Ein Jahr darauf gebar ihm Jamila einen weiteren Sohn, der den Namen Fassad erhielt. Wie sein Bruder war er stattlich, ganz nach dem Vater geraten, der ihn voller Wohlwollen betrachtete, ihm sanft über den Kopf strich.

Einige Zeit ging ins Land, dann stand die Ankunft eines dritten Kindes bevor. Doch diesmal zog sich die Geburt dahin, Stunde um Stunde, es war ein harter Kampf für die Königin. Basim hörte seine geliebte Jamila stöhnen und wehklagen, einen Tag und eine ganze Nacht lang, und jeder neuerliche Schrei stach ihm in die Seele, erfüllte ihn mit großer Sorge und Furcht. Einem gefangenen Tiger gleich schritt er hin und her und raufte sich verzweifelt das Haar, denn selbst der mächtigste Herrscher konnte einer Gebärenden das Leid nicht nehmen. Erleichterung durchflutete ihn, als es im Morgengrauen endlich vollbracht war und man ihn zu ihr rief.

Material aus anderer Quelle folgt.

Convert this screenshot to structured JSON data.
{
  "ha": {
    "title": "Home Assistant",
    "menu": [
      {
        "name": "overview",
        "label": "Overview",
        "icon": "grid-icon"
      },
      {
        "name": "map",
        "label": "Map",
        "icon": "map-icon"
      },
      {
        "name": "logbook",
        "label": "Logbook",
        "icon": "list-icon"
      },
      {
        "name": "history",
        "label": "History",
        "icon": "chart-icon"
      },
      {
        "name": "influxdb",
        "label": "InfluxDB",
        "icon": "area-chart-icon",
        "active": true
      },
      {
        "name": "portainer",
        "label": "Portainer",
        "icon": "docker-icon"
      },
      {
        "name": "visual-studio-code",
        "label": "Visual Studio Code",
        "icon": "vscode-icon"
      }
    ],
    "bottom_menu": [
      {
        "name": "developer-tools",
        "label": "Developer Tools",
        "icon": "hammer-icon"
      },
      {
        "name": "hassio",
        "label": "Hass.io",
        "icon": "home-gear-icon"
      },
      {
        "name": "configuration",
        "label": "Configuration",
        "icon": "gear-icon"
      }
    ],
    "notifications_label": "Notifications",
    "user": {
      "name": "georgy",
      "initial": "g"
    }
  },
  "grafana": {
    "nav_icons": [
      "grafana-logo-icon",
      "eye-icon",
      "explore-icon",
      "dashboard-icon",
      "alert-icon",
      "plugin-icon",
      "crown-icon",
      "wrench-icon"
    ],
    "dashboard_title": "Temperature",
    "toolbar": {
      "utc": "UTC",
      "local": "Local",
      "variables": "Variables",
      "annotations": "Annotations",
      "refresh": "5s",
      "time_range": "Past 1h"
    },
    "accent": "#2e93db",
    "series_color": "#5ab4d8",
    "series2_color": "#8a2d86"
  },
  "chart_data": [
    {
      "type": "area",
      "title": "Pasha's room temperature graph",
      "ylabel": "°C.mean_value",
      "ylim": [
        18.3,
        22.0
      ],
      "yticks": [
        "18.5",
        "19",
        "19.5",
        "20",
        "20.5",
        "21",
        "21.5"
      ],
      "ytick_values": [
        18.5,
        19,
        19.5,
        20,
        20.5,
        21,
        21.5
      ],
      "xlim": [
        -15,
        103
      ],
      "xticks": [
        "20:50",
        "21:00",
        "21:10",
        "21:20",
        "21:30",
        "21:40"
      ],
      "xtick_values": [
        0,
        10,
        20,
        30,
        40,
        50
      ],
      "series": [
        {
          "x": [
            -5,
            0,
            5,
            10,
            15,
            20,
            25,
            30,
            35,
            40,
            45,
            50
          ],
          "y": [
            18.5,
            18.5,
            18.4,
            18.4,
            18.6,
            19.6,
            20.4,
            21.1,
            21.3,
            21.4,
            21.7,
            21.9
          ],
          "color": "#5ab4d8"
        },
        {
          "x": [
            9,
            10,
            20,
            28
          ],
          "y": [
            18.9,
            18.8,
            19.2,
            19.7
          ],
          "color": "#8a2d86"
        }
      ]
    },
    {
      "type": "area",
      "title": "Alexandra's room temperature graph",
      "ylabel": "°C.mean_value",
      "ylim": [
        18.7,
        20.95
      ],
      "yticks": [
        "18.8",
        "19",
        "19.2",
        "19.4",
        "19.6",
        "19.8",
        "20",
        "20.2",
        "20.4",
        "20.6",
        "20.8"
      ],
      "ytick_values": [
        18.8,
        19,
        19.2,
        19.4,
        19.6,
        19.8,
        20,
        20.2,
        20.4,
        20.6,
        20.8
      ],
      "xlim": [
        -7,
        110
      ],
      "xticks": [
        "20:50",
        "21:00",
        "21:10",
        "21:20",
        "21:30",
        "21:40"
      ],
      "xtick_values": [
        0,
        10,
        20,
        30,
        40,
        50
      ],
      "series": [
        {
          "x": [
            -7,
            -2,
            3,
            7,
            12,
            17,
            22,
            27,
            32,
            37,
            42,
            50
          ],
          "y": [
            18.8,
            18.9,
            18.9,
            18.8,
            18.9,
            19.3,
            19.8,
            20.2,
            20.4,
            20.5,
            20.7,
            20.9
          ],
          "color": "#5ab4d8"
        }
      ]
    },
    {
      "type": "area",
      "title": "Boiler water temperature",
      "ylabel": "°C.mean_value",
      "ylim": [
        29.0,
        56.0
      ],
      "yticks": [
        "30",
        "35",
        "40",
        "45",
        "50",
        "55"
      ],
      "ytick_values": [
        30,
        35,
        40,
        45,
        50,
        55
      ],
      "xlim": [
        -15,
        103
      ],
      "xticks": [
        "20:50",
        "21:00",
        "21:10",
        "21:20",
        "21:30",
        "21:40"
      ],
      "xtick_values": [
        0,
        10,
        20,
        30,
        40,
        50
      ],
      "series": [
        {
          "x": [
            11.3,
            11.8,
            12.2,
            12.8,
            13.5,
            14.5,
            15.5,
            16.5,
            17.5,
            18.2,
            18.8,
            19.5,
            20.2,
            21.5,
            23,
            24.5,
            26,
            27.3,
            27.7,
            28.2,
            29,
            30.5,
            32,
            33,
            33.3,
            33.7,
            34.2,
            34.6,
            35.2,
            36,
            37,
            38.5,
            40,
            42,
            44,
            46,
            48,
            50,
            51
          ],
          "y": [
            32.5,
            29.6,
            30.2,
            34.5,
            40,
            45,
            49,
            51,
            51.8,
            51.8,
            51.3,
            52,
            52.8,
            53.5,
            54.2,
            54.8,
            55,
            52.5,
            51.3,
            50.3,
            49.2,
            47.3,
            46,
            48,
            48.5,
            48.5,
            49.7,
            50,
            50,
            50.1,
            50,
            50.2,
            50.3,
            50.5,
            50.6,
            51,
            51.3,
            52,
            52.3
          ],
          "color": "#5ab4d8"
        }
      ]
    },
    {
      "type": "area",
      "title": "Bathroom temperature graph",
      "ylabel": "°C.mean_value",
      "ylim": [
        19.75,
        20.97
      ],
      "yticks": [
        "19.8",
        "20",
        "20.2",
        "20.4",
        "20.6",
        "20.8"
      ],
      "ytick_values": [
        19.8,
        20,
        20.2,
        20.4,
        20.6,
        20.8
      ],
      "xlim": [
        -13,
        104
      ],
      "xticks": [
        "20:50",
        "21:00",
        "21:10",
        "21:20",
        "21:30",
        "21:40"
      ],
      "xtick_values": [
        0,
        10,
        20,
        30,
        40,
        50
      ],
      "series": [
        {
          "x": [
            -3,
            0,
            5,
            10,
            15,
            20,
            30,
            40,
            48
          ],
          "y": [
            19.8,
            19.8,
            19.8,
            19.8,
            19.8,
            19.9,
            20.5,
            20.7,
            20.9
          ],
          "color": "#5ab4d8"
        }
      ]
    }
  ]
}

Der König sank an Jamilas Lager auf die Knie und küsste seine Frau, die erschöpft und bleich, aber vor Glück strahlend auf den Kissen ruhte. In ihrem Arm geborgen lag das Kind, gesund wie seine Brüder, doch so zart und anmutig von Gestalt, dass Basim dachte, es müsse ein Mädchen sein. „Wie konnte dieses winziges Wesen, unsere Tochter, dir eine solch schwere Niederkunft bereiten?"

„Es ist kein Mädchen, es ist dein dritter Sohn, mein Liebster", widersprach Jamila. „Und es war weder seine noch meine Schuld, dass es so lange brauchte. Er soll Taher heißen, wie mein Vater, der ein großer, ehrbarer Kämpfer war.“

Der König dachte über ihre Worte nach, musterte lange seinen Jüngsten, das feine Gesicht mit den großen Augen. Da war ihm, als blickte er in Jamilas liebliche Züge und es erfüllte ihn mit tiefer Zärtlichkeit. Darum streckte er den Arm aus, umfasste behutsam die winzigen Finger des Neugeborenen, die in seiner großen Hand verschwanden. Und in diesem Moment spürte er, einem Zauber gleich, wie bei der zarten Berührung eine tiefe Wärme durch seine Finger, den Arm hinauf bis in seine Brust zog. Es fühlte sich an, als breite sein Herz Flügel aus, um sich wie ein Adler in die Höhe zu schrauben.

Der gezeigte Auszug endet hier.